Ingredients:
1 onion chopped
10 oz. pkg. of crimini mushrooms finely diced
1 pkg. of dried wild mushroom medley reconstituted in hot water
2 cloves of garlic minced
3 ribs of celery finely sliced
1 cup of leftover steamed carrots
2 cups of leftover diced turkey (light & dark combo)
4 tbs. butter
3 tbs. flour
fresh cracked pepper
1 tsp/ salt
1 sprig rosemary
2/3 cup of dry sherry
4 cups of turkey stock
1/2 cup of heavy cream
2 cups of wild rice prepared according to pkg.
Instructions:
In a small sauce pan add pkg. of dried mushrooms and 2 cups of cold water. Bring to simmer for a couple of minutes and remove from heat.

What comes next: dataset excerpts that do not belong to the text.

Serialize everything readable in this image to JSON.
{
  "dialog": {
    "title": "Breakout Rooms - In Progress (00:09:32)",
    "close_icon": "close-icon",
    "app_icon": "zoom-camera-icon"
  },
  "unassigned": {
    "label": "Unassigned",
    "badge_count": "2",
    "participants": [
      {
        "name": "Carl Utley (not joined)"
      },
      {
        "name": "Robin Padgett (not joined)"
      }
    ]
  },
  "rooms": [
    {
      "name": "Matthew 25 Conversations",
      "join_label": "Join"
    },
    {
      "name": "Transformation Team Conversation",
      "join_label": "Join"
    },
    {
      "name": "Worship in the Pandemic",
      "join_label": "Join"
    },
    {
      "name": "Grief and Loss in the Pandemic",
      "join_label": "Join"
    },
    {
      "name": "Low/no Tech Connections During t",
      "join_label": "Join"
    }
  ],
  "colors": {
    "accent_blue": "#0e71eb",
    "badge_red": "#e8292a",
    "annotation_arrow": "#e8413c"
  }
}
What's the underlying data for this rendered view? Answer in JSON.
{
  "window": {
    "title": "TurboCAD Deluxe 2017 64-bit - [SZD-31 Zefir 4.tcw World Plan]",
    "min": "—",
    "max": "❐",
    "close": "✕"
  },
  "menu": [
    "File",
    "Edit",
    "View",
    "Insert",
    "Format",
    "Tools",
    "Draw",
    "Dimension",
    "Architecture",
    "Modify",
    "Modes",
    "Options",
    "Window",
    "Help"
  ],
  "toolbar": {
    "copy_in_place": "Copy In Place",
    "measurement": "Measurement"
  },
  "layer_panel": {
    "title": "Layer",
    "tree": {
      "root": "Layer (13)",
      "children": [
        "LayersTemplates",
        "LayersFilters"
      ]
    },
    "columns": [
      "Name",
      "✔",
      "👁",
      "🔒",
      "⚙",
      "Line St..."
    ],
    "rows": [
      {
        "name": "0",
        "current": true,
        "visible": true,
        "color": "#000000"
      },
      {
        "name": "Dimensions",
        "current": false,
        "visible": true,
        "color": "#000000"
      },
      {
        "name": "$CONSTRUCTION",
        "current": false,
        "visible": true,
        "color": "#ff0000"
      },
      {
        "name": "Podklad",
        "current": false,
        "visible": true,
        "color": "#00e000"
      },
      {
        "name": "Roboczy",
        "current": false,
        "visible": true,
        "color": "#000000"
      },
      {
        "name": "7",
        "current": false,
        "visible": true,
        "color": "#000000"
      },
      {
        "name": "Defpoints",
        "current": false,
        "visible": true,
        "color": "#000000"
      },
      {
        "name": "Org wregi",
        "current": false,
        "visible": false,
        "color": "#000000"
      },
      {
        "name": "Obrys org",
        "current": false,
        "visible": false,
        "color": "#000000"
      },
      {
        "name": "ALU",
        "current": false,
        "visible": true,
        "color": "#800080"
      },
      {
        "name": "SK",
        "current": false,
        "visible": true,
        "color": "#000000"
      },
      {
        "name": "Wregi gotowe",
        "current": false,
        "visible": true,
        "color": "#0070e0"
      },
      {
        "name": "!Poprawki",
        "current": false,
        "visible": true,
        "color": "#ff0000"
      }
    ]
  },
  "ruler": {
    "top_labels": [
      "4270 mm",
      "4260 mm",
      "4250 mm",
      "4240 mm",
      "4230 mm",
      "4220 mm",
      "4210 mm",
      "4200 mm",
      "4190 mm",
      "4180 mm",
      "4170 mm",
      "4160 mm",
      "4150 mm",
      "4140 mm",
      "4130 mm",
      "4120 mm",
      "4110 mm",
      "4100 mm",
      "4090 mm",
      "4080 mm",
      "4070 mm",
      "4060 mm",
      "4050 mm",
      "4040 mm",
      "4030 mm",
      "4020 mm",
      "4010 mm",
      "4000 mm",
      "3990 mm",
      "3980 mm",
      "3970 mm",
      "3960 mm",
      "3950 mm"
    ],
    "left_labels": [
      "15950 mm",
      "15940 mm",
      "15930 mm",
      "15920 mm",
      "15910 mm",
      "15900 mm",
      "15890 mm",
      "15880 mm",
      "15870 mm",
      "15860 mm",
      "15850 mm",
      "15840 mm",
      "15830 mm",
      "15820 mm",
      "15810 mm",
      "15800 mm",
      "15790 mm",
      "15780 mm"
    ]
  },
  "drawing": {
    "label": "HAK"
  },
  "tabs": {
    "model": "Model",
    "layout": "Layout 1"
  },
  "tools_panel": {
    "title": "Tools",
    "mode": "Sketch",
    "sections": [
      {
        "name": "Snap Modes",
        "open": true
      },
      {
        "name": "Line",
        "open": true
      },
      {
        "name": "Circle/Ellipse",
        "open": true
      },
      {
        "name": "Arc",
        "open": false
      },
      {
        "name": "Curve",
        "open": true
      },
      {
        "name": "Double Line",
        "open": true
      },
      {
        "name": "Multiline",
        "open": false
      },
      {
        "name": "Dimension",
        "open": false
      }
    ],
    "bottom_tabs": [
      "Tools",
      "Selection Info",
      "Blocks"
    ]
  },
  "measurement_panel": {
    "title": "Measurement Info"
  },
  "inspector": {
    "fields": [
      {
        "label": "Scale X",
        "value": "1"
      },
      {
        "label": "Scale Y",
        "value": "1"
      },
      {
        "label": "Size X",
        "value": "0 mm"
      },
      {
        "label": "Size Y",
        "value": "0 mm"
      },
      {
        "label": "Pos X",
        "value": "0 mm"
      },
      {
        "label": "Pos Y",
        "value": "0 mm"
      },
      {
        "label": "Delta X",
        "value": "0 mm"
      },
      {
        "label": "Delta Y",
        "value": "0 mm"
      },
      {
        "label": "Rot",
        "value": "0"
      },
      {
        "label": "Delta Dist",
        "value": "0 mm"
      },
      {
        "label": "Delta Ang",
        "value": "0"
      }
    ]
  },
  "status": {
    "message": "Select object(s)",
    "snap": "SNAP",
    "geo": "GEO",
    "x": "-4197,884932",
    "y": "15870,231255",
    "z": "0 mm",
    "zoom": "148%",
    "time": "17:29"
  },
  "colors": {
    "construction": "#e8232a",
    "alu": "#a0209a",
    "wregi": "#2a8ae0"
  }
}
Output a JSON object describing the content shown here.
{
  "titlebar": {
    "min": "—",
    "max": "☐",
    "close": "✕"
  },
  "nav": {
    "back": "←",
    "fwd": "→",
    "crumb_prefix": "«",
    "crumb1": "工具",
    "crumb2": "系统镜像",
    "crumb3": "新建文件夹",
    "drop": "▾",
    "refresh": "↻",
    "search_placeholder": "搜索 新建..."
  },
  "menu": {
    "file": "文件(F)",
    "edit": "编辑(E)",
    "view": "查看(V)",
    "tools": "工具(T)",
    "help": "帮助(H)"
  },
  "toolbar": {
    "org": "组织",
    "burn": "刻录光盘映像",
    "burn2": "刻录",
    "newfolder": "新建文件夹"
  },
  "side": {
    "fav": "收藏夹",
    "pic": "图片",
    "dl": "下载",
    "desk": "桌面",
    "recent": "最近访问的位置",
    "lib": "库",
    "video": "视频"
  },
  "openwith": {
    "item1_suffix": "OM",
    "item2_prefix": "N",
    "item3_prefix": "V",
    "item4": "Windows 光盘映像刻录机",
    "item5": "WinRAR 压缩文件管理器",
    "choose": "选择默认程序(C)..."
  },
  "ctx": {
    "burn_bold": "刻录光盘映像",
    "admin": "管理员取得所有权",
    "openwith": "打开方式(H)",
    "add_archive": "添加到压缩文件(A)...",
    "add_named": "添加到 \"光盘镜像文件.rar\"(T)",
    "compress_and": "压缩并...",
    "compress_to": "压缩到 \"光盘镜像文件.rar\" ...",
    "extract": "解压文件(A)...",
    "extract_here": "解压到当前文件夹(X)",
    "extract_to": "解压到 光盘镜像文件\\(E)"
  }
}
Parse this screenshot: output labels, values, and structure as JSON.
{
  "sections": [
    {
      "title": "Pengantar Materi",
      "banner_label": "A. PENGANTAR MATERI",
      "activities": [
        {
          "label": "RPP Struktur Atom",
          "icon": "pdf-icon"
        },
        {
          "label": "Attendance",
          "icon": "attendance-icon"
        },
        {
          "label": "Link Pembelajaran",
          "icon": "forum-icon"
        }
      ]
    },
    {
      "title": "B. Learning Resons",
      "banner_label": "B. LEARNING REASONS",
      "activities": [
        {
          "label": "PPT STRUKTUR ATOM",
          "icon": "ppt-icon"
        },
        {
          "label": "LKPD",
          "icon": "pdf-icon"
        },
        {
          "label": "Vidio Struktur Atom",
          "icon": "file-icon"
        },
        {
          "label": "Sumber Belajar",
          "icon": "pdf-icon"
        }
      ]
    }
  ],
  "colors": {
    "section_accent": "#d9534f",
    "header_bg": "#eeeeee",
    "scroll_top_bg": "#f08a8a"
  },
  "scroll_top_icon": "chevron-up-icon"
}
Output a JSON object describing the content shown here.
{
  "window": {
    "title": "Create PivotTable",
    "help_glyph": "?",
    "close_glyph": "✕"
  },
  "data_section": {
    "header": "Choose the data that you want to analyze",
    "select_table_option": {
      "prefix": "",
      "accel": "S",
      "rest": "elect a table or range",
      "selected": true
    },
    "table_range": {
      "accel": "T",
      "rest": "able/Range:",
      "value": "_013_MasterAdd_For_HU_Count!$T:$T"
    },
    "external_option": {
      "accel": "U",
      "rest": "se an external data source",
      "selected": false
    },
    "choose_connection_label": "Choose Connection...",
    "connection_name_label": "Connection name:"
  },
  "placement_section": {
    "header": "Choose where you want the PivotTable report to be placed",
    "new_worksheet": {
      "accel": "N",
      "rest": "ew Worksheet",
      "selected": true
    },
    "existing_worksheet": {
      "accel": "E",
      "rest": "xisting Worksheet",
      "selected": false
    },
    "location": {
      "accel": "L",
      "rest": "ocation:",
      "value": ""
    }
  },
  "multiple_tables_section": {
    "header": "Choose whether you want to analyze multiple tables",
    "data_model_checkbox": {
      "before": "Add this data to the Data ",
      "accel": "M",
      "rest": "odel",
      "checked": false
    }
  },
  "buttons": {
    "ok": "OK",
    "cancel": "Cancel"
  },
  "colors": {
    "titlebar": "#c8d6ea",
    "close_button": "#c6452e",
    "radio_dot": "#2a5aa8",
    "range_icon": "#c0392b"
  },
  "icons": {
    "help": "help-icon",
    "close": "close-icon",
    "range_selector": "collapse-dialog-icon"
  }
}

To a large heavy bottomed skillet (like the dutch oven I prefer to use) over medium-low heat add butter, onions, celery, garlic, salt, pepper and diced crimini mushrooms. After about 10 minutes add flour. Let the flour cook for about 2 minutes, then add sherry and whisk. Add remainder of the reconstituted and drained mushroom stock and 4 cups of turkey stock, slowly whisking constantly so there are no lumps. Add dried mushrooms (diced finely) and rosemary. Bring to a boil and reduce until just simmering. Cook at a simmer for about 20 minutes. Add 1/2 cup of heavy cream, leftover carrots, cut into small chunks and wild rice. Continue to cook until all ingredients are heated through. If the soup is too thick, thin out with a little more turkey stock. Garnish with parsley.